COK, under BOJ pressure, withdraws dual currency credit card
Published by www.jamaicaobserver.com on May 16, 2007
May 16, 2007

 
 Hickey. credit unions should be given the opportunity to compete like other financial institutions
City of Kingston Credit Union (COK) has withdrawn its offer of a dual currency credit card to members, yielding to pressure from the Bank of Jamaica (BOJ), which has instructed that the credit union has no authority to deal in foreign exchange.

"We have accepted that we are not authorised so to do," Dennis Hickey, COK's deputy general manager, marketing and business development, told the Business Observer.
Hickey, however, said he believed that credit unions should be given the opportunity to compete like other financial institutions.

Up to press time yesterday, efforts to get a statement from BOJ were unsuccessful.

Financial analysts, however, argued that credit unions are not currently under the Banking Act and new regulations that give the central bank authority to govern the operations of credit unions have not yet been passed in Parliament.

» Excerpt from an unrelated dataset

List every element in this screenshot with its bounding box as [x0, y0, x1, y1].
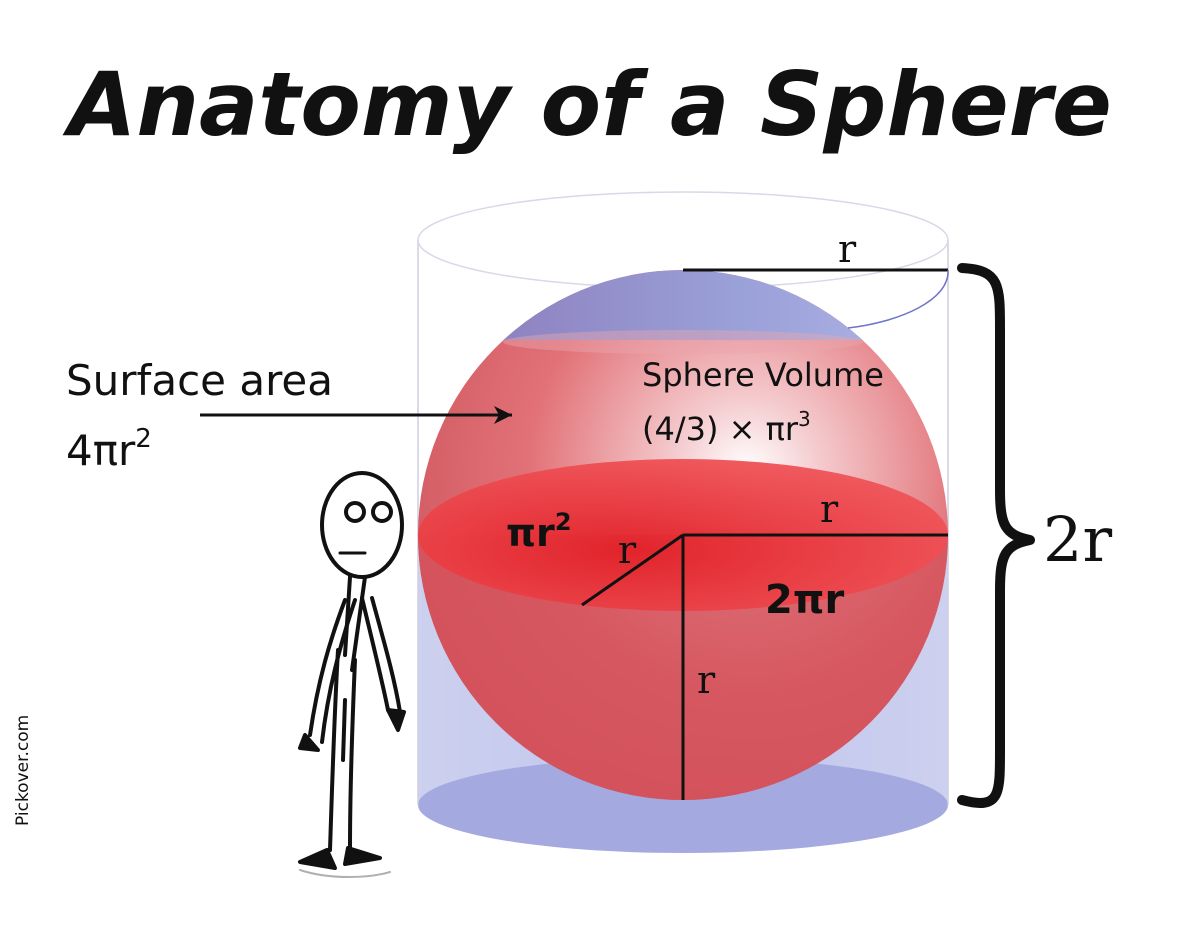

Last month, the Business Observer reported that COK planned to issue dual currency credit cards to its members in association with RBTT commercial bank.

COK would assess the credit rating of its members and take the risks while RBTT, with the relevant administrative framework in place, would process and issue the cards.
The new cards, COK said, would offer a monthly US dollar interest rate of 1.42 per cent, the lowest offered on the market.

"RBTT had no input in the rates charged by COK. the credit union does not have a clearing house, but it is totally our product," Hickey explained then.

But the island's leading credit union was forced to take an about-turn a week later when the BOJ intervened and instructed that the card offer be rescinded as COK was not licensed to deal in foreign exchange.

In a notice published in the Observer of Saturday, May 5, COK retracted its offer of the dual currency credit card, saying that the credit union was not authorised under the Bank of Jamaica Act to issue credit facilities in foreign currency.
"As such, plans for the credit union to offer a dual currency card have been withdrawn and initial arrangements cancelled," the COK notice stated.

It added that through the alliance with RBTT "via affinity arrangement", members could still access the dual currency card offered by the commercial bank. COK, it said, would continue to offer local currency cards to its members.

Local currency cards would have been phased out had the credit union been able to introduce dual currency cards.
COK is the island's leading credit union with an asset base of over $5.5 billion and more than 190,000 members.

The credit union recently celebrated its 40th anniversary with the opening of an $80-million building at its Cross Roads head office complex and is planning a relocation of its Half-Way-Tree branch to the new Winchester Park on Hope Road.